Marco_Sulla · February 11, 2023, 9:13pm

But this work:

>>> eval("1e23".replace("e", "0 ** "))
100000000000000000000000

Marco_Sulla · February 12, 2023, 2:51pm

Other users can use Java. In Java 17, 1e23 == Math.pow(10, 23) is true. I don’t think many scientists use Java, but who knows?

(PS: not really suggesting to move to Java. Really wanting to improve Python)

eryksun · February 12, 2023, 4:35pm

I haven’t used Java in years, but doesn’t Math.pow() coerce its arguments to primitive double and return a primitive double? That’s equivalent to Python’s math.pow() function, which returns a float, which is not to be confused with builtin pow().

Marco_Sulla · February 12, 2023, 6:39pm

Yes, I was wrong. Indeed:

  BigDecimal a = new BigDecimal(1e23);
  System.out.println(a.toBigInteger());

returns 99999999999999991611392 anyway. You have to pass the string "1e23" to have an exact BigInteger, that’s the equivalent of using decimal in Python:

>>> int(decimal.Decimal('1e23'))
100000000000000000000000

PythonCHB · February 12, 2023, 7:23pm

well, yes and no – I said “it’s a no-no” primarily because in my experience, and in this thread, I think the core devs wouldn’t want to break backwards compatibility in this case.

As for the importance of matching expectations – I think “true division” is a great example of that – but that change wan’t made until py3 without a __future__ import – and this is not worth a __future__ import.

So I think changing the behavior of `int(a_string)" is off the table without a flag, unless a core dev is going to advocate otherwise.

user0 · February 23, 2023, 3:30am

I’m not sure I understand your code example. Could you explain what its use/purpose would be, realistically, in the context of a program?

PythonCHB · February 23, 2023, 6:48am

Do you mean this one?

try:
    x = int(s)
except ValueError:
    x = float(s)

That is a way to parse a string to decide if it is an integer or a float (or invalid).

First you try to make in integer, if that fails, then assume it’s a float. If that fails, it’s not a valid numeric string

In [5]: def what_is_it(s):
   ...:     try:
   ...:         x = int(s)
   ...:         print("It's an integer")
   ...:     except ValueError:
   ...:         try:
   ...:             x = float(s)
   ...:             print("It's a float")
   ...:         except ValueError:
   ...:             print("it's invalid")
   ...: 

In [6]: what_is_it("345")
It's an integer

In [7]: what_is_it("3.45")
It's a float

In [8]: what_is_it("3.45.45")
it's invalid

In [9]: what_is_it("1e5")
It's a float

The proposed change would return “It’s an integer” for that last example.

However, while it would change the results of that code, would that lead to an error? LIkely not – in real code, this is usually not just to know what’s the string – but to actually create a numeric type from the string – and python is dynamic enough that using an int for an integer value in place of a float will work almost exactly the same.

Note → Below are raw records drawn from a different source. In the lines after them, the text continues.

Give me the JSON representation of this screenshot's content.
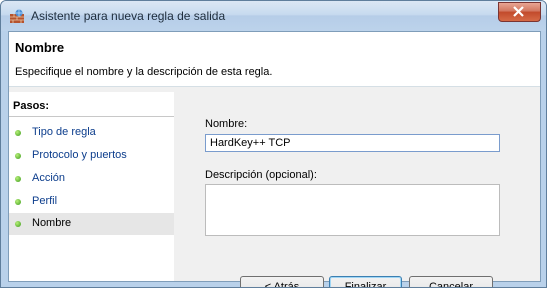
{
  "window": {
    "title": "Asistente para nueva regla de salida"
  },
  "header": {
    "title": "Nombre",
    "description": "Especifique el nombre y la descripción de esta regla."
  },
  "steps": {
    "label": "Pasos:",
    "items": [
      {
        "label": "Tipo de regla",
        "state": "link"
      },
      {
        "label": "Protocolo y puertos",
        "state": "link"
      },
      {
        "label": "Acción",
        "state": "link"
      },
      {
        "label": "Perfil",
        "state": "link"
      },
      {
        "label": "Nombre",
        "state": "current"
      }
    ]
  },
  "form": {
    "name_label": "Nombre:",
    "name_value": "HardKey++ TCP",
    "description_label": "Descripción (opcional):",
    "description_value": ""
  },
  "buttons": {
    "back": "< Atrás",
    "finish": "Finalizar",
    "cancel": "Cancelar"
  },
  "colors": {
    "link": "#0c3d8c",
    "step_dot": "#3a9a1a",
    "close": "#c24a2c"
  }
}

But you can bet that someone, somewhere, is counting on that behavior.

user0 · February 23, 2023, 12:56pm

I understand what the 4-line snippet does, mechanically speaking. What I’m confused about is @storchaka’s claim that this proposal would “break code”. Their snippet must be a fragment of a larger program with some purpose. What program is that? In what situation would it be a problem to proceed with an int, instead of the corresponding float, when an int or float is expected? Could @storchaka please clarify?

steven.daprano · February 23, 2023, 2:00pm

It is not the cases where you expect either an int or a float that will break. It is the cases where you are expecting an int, but receive a float, or a float, but receive an int.

In this specific case, the problem is that if your numeric strings are supposed to be digits “12345”, then any non-digit will fail: “123g5” is an error, and correctly so. Right? But what if the g is an e instead? Instead of correctly failing it will return an unexpected value 12300000.

You might answer that such an example is unlikely to happen by accident, and besides that’s no worse than a data corruption error where the digit 4 is turned into a digit 9. True.

But there are other pieces of code that will break: data validation code, for starters. Code that checks whether a string in numeric using (for example) string.isdigit() will no longer correctly identify integer strings. Neither will regex tests.

>>> "123e5".isdigit()
False

This case is different from the case (say) int("0x2EF3", 0) because in this case, in order for the “x” to be accepted as part of the numeric string, you have to give an explicit additional argument to switch to that special behaviour.

It doesn’t just automatically happen. You have to opt-in to it, in which case presumably you know what you are doing and have taken steps to make it work.

boxed · February 23, 2023, 2:23pm

I was on a product that got bitten in production by the change that allowed underscores in int() parsing. It had some pretty big consequences where invalid data (123_2_3) now suddenly silently was just parsed as valid! This was in fintech, so you can imagine our surprise and unhappiness.

I am very strongly -1 on this proposal for this reason.

user0 · February 23, 2023, 2:45pm

It is not the cases where you expect either an int or a float that will break.

My question was about storchaka’s example.

But thanks for your comment.

Code that checks whether a string in numeric using (for example) string.isdigit() will no longer correctly identify integer strings. Neither will regex tests.

>>> "123e5".isdigit()
False

It already doesn’t. Per the docs:

Optionally, the string can be preceded by + or - (with no space in between), have leading zeros, be surrounded by whitespace, and have single underscores interspersed between digits.

Example: int(' -1_2 ')

user0 · February 23, 2023, 2:48pm

It sounds like you’d want to use something stricter than the int function in that case, anyway.